Germany has reached a historic milestone in its automotive market as electric vehicles outsold petrol-powered cars for the first time in March 2026, according to official data released by the Federal Motor Transport Authority (KBA) in Flensburg on Tuesday. The data shows that 70,663 newly registered passenger cars were purely electric, representing 24 percent of all new vehicle registrations for the month. In comparison, registrations of new petrol vehicles declined by 4.9 percent year-over-year to 66,959 units.
The new car market demonstrated robust growth in March and throughout the first quarter of 2026. A total of 294,161 brand-new passenger vehicles were registered in the third month of the year, marking a 16 percent increase compared to the same period in 2025. For the entire first quarter, the market recorded growth of 5.2 percent.

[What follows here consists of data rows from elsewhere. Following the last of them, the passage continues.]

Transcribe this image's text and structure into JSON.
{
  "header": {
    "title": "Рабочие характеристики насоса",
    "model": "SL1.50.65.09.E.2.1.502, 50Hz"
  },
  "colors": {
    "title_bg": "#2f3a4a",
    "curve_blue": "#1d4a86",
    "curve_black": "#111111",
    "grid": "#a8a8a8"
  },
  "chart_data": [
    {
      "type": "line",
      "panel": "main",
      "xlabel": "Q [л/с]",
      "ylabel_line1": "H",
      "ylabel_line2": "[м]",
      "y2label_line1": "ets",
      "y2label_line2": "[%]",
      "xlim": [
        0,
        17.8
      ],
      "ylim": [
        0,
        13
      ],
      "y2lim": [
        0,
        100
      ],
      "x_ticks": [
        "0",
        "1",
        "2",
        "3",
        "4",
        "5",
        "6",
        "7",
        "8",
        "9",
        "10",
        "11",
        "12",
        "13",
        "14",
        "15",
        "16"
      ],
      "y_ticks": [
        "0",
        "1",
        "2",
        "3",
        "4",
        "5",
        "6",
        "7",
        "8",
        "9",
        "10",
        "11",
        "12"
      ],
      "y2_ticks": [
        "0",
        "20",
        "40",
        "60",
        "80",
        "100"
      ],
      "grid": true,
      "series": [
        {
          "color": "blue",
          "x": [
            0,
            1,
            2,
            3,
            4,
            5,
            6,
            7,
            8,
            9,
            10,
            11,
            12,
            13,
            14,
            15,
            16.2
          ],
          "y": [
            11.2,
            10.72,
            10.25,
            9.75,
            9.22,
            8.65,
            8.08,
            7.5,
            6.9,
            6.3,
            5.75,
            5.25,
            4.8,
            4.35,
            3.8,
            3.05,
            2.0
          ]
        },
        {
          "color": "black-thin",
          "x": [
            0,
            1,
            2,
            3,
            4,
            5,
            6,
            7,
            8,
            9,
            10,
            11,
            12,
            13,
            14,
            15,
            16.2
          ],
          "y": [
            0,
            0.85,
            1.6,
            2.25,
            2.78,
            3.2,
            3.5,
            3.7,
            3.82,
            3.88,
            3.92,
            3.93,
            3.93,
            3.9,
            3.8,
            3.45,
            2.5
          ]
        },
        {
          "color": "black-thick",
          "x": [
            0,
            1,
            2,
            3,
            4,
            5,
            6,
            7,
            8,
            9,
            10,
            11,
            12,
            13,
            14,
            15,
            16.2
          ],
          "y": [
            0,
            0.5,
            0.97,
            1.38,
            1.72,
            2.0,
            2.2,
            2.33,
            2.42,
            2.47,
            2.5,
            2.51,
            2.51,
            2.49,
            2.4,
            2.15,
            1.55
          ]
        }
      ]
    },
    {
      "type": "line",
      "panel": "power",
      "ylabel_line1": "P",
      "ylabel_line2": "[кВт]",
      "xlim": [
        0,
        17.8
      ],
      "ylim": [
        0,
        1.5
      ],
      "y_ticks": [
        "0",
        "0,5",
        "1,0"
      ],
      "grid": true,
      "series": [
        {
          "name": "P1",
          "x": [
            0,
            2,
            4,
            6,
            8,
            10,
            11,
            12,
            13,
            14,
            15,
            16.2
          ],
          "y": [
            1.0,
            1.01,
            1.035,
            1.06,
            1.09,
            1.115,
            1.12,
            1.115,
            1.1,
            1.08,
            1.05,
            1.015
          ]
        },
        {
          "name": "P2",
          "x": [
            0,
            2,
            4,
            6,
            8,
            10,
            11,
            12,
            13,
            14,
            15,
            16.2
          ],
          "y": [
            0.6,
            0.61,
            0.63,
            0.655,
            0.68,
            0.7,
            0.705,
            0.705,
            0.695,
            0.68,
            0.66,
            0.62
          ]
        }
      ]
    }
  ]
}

New electric vehicle registrations experienced particularly strong growth, surging 66.2 percent compared to March 2025. Meanwhile, diesel vehicle sales showed a marginal decline of 0.6 percent during the same period. Hybrid vehicles maintained the largest market share at approximately 40 percent. Nearly 118,000 hybrid vehicles were newly registered in March, including close to 30,000 plug-in hybrids.
"The German new car market is gaining momentum again," stated consulting firm EY. "The strong performance in March compensates for the disappointing development in the first two months of the year."
However, EY expert Constantin Gall cautioned against expecting continued substantial growth. "The framework conditions remain poor, and nothing is likely to change in the foreseeable future," he explained. "The economy is weakening, ever-new geopolitical crises and armed conflicts are massively dampening sentiment, unemployment is rising, and no turnaround is in sight."